Evaluating the degree of ‘fit’ between organisations is essential. A partnership between the Co-operative Bank and Greenpeace which aimed to create the first non-PVC credit card demonstrates this matter. The Co-operative Bank openly admits that “both partners in the emerging relationship were struggling with differences in their organisational cultures and ways of doing things”, which they acknowledge “threatened the realisation of their common goal”.

Conflict of interest

It is somewhat ironic that a number of NGOs partner with organisations to deliver change in one area of business activity, yet the business continues to operate in its old ways in other parts of the business.
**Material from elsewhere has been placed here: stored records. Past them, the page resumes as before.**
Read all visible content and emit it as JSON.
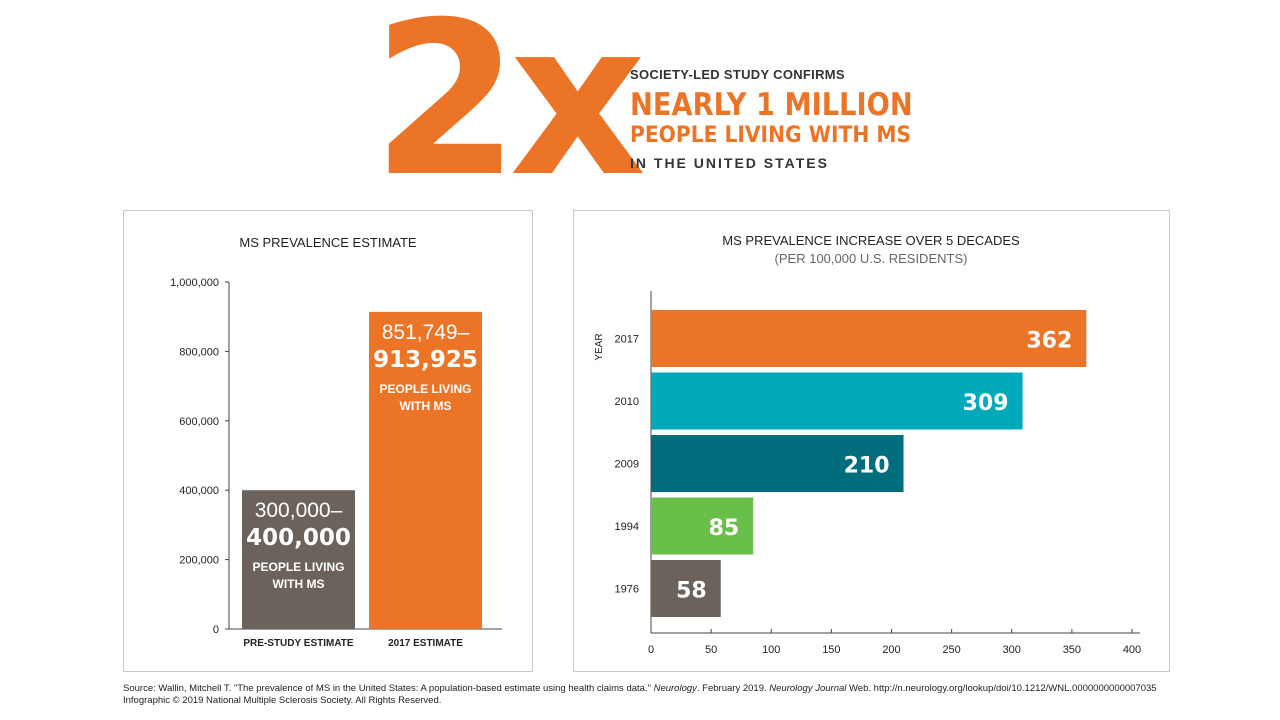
{
  "hero": {
    "big": "2x",
    "line1": "SOCIETY-LED STUDY CONFIRMS",
    "line2": "NEARLY 1 MILLION",
    "line3": "PEOPLE LIVING WITH MS",
    "line4": "IN THE UNITED STATES"
  },
  "colors": {
    "orange": "#eb7427",
    "gray": "#6b625c",
    "teal": "#00a9b9",
    "dark_teal": "#006d7c",
    "green": "#6abf4b"
  },
  "chart_data": [
    {
      "type": "bar",
      "title": "MS PREVALENCE ESTIMATE",
      "ylim": [
        0,
        1000000
      ],
      "yticks": [
        "0",
        "200,000",
        "400,000",
        "600,000",
        "800,000",
        "1,000,000"
      ],
      "bars": [
        {
          "category": "PRE-STUDY ESTIMATE",
          "value": 400000,
          "range_low": "300,000–",
          "range_high": "400,000",
          "label_line1": "PEOPLE LIVING",
          "label_line2": "WITH MS",
          "color": "#6b625c"
        },
        {
          "category": "2017 ESTIMATE",
          "value": 913925,
          "range_low": "851,749–",
          "range_high": "913,925",
          "label_line1": "PEOPLE LIVING",
          "label_line2": "WITH MS",
          "color": "#eb7427"
        }
      ]
    },
    {
      "type": "bar",
      "orientation": "horizontal",
      "title": "MS PREVALENCE INCREASE OVER 5 DECADES",
      "subtitle": "(PER 100,000 U.S. RESIDENTS)",
      "ylabel": "YEAR",
      "xlim": [
        0,
        400
      ],
      "xticks": [
        "0",
        "50",
        "100",
        "150",
        "200",
        "250",
        "300",
        "350",
        "400"
      ],
      "bars": [
        {
          "category": "2017",
          "value": 362,
          "label": "362",
          "color": "#eb7427"
        },
        {
          "category": "2010",
          "value": 309,
          "label": "309",
          "color": "#00a9b9"
        },
        {
          "category": "2009",
          "value": 210,
          "label": "210",
          "color": "#006d7c"
        },
        {
          "category": "1994",
          "value": 85,
          "label": "85",
          "color": "#6abf4b"
        },
        {
          "category": "1976",
          "value": 58,
          "label": "58",
          "color": "#6b625c"
        }
      ]
    }
  ],
  "source": {
    "prefix": "Source: Wallin, Mitchell T. \"The prevalence of MS in the United States: A population-based estimate using health claims data.\"",
    "journal": "Neurology",
    "mid": ". February 2019.",
    "journal_web": "Neurology Journal",
    "suffix": "Web. http://n.neurology.org/lookup/doi/10.1212/WNL.0000000000007035",
    "copyright": "Infographic © 2019 National Multiple Sclerosis Society. All Rights Reserved."
  }
}
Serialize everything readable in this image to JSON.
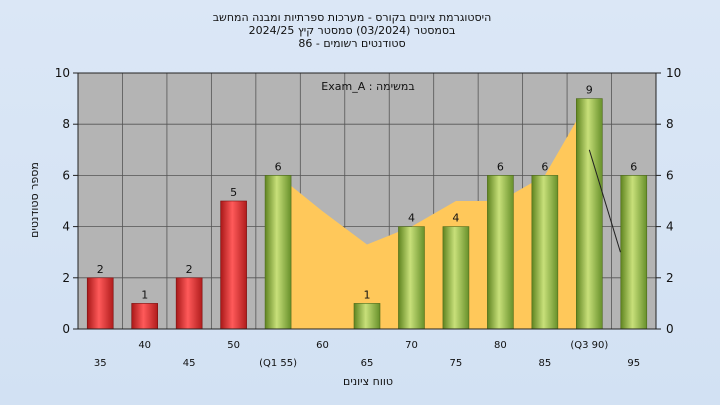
{
  "chart_data": {
    "type": "bar",
    "title_lines": [
      "היסטוגרמת ציונים בקורס - מערכות ספרתיות ומבנה המחשב",
      "בסמסטר  (03/2024)  סמסטר קיץ  2024/25",
      "סטודנטים רשומים - 86"
    ],
    "task_label": "במשימה : Exam_A",
    "xlabel": "טווח ציונים",
    "ylabel": "מספר סטודנטים",
    "ylim": [
      0,
      10
    ],
    "yticks": [
      "0",
      "2",
      "4",
      "6",
      "8",
      "10"
    ],
    "grid": true,
    "categories": [
      "35",
      "40",
      "45",
      "50",
      "(Q1 55)",
      "60",
      "65",
      "70",
      "75",
      "80",
      "85",
      "(Q3 90)",
      "95"
    ],
    "values": [
      2,
      1,
      2,
      5,
      6,
      0,
      1,
      4,
      4,
      6,
      6,
      9,
      6
    ],
    "value_labels": [
      "2",
      "1",
      "2",
      "5",
      "6",
      "",
      "1",
      "4",
      "4",
      "6",
      "6",
      "9",
      "6"
    ],
    "bar_colors": [
      "#d93030",
      "#d93030",
      "#d93030",
      "#d93030",
      "#8fb53c",
      "#8fb53c",
      "#8fb53c",
      "#8fb53c",
      "#8fb53c",
      "#8fb53c",
      "#8fb53c",
      "#8fb53c",
      "#8fb53c"
    ],
    "area_values": [
      null,
      null,
      null,
      null,
      6,
      4.6,
      3.3,
      4,
      5,
      5,
      6,
      9,
      null
    ],
    "trend_line": [
      {
        "x": 11,
        "y": 7
      },
      {
        "x": 11.7,
        "y": 3
      }
    ],
    "colors": {
      "plot_background": "#b4b4b4",
      "area_fill": "#ffc85a",
      "fail_bar": "#d93030",
      "pass_bar": "#8fb53c"
    }
  }
}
The Co-operative Bank-Greenpeace case can be used again to represent this conflict of interest, as manufacturing rights of non-PVC manufacturers had been purchased by Monsanto, a high profile target for Greenpeace lobbyists over the GMO debate. Conflicts of interest such as these should be scoped before engagements take place as they may undermine the partnership.

Communicate with those in the know

Articulation of honest, realistic expectations between partners, especially in primary negotiations, is key. Trust does not just happen, it is developed over a period of time, and through successive engagements. For example, successive engagements enabled Starbucks to deliver social and
environmental guidelines for coffee farmers in its supply chain as a result of a dialogue with environmental NGOs about how to best approach environmental conservation.

Measuring the success of the partnership

The somewhat overlooked aspect of partnership management and development is measurement. Here, the measures and key success factors are monitored and evaluated, enabling partners to gain an understanding of whether the partnership is working. The case of the Forestry Stewardship Council demonstrates measurement in action and has been key in legitimising its certification programme.

The jury is out

ver the last 20-30 years, NGOs have reshaped business conduct. If NGOs are to continue making an impact, they need to seek innovative ways of engaging business through a solutions-based approach. There is a business case for partnerships, and the more progressive organisations are building networks with NGOs for this reason. The lynchpin of a successful partnership is communication, which influences how the relationship is governed from both sides.

Some would argue that partnerships between NGOs and business cannot affect deep-rooted changes in the governance of organisations and how they impact on the environment. The businesses and NGOs making these engagements however, are at the leading edge of addressing environmental concerns and their lessons and successes will serve as blueprints for future business-NGO engagements.